A website is the owner’s “face to the world”. People care and want a look and feel that they are comfortable with and that represents them. It is frustrating for users to not be able to achieve the vision they hold. I think that is the reason that good themes with many options are popular: they empower users to make their site look the way they want.

One way to craft your theme is to target a particular niche or style. If that is done well then you can provide fewer options because of your focus. Themes that do that well garner a lot of respect because there is a refined care and elegance. There may be a bias, because of that appreciation, to think that carefully focusing the theme is “the right way to do it.” In my opinion, creating a well coded theme with lots of options, presented in a way that makes sense and empowers users, requires as much skill and is as worthy of respect.

There are well coded themes with lots of options and ones with few options. Likewise with poorly coded themes. The presence of poorly coded themes is irrelevant to whether or not lots of theme options can be a good thing.

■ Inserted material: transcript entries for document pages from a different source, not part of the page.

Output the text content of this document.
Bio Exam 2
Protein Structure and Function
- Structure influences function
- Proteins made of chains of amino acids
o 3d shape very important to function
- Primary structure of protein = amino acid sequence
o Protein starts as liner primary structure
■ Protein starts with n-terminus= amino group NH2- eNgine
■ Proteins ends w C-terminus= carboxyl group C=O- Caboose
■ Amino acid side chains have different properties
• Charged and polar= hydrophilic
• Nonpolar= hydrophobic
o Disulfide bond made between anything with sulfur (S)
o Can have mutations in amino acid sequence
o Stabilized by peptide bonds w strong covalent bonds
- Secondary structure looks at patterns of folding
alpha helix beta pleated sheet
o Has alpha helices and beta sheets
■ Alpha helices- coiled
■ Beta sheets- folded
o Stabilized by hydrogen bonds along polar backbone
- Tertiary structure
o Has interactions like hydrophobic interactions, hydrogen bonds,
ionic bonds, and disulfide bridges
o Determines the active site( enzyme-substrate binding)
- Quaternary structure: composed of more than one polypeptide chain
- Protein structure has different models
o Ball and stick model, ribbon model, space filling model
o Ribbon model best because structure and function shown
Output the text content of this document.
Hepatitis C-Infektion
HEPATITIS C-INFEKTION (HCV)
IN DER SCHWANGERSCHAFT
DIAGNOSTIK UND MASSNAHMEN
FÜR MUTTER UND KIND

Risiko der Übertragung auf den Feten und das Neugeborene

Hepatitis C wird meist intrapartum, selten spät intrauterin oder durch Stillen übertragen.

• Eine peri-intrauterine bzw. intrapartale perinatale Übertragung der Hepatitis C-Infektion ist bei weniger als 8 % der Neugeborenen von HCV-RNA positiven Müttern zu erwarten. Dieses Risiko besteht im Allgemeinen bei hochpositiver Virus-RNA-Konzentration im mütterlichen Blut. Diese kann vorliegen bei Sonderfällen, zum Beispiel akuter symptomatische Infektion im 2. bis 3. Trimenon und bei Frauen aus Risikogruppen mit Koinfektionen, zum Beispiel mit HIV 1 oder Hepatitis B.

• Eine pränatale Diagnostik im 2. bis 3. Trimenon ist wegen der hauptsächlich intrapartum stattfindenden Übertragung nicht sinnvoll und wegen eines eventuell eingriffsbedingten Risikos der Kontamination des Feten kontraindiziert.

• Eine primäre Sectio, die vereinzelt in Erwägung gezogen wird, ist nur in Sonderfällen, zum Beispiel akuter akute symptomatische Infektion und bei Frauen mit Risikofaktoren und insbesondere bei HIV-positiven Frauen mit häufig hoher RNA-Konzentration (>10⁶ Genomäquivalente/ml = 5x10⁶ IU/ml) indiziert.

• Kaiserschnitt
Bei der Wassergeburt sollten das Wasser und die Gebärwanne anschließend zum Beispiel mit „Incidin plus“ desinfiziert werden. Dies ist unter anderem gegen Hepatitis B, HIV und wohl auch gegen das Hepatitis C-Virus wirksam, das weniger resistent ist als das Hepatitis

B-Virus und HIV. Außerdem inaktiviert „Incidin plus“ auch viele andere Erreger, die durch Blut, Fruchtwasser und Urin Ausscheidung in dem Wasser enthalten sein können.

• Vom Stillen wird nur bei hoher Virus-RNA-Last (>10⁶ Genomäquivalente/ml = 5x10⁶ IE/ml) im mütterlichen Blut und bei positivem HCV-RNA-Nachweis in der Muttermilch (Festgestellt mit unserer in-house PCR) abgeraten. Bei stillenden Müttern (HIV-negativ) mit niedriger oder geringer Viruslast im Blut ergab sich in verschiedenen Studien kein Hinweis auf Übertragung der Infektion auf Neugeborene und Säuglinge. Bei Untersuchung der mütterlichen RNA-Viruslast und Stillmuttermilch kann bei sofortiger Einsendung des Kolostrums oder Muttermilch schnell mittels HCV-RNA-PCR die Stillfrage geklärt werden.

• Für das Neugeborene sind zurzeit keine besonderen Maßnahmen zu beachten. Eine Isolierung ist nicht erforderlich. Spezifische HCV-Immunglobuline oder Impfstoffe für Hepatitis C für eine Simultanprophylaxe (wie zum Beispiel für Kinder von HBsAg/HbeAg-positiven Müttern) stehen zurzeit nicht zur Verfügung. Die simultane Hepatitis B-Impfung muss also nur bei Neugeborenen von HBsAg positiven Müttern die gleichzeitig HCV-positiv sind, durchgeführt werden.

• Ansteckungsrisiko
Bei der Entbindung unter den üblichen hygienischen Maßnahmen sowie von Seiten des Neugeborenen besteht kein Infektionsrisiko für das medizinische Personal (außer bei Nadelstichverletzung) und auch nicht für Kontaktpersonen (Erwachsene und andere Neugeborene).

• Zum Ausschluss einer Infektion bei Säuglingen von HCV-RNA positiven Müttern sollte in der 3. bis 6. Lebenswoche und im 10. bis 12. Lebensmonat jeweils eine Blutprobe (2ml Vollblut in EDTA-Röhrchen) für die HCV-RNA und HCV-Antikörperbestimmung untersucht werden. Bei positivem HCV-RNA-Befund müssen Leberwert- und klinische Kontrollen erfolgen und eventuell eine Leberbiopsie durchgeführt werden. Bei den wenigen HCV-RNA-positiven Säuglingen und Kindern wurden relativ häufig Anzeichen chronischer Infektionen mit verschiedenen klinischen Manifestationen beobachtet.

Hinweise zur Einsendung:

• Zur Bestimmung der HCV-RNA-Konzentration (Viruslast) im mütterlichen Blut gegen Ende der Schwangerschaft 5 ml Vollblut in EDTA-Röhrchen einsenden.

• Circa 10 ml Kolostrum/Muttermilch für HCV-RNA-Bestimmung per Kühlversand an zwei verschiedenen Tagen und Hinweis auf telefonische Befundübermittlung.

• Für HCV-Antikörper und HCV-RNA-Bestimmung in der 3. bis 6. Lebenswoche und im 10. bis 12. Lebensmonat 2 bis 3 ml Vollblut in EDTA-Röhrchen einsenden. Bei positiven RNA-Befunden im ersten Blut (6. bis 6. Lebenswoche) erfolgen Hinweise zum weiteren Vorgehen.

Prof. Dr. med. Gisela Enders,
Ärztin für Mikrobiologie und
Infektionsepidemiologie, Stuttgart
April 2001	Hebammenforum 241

I don’t think that the 80% rule applies to themes and plugins. Core can stay mean and lean because we have a wide variety of themes and plugins that allow people to customize their sites to their taste. Also, the non-technically minded majority are those who might find it challenging to create a child theme or who are uninterested in learning how to do so. A significant number of non-technical users like theme options because theme options are easier than creating a child theme and customizing it. Themes and plugins are all about choice. Themes with lots of options are like JetPack. Some people love them and others don’t but that has nothing to do with being “good’ or adhering to the WordPress philosophy.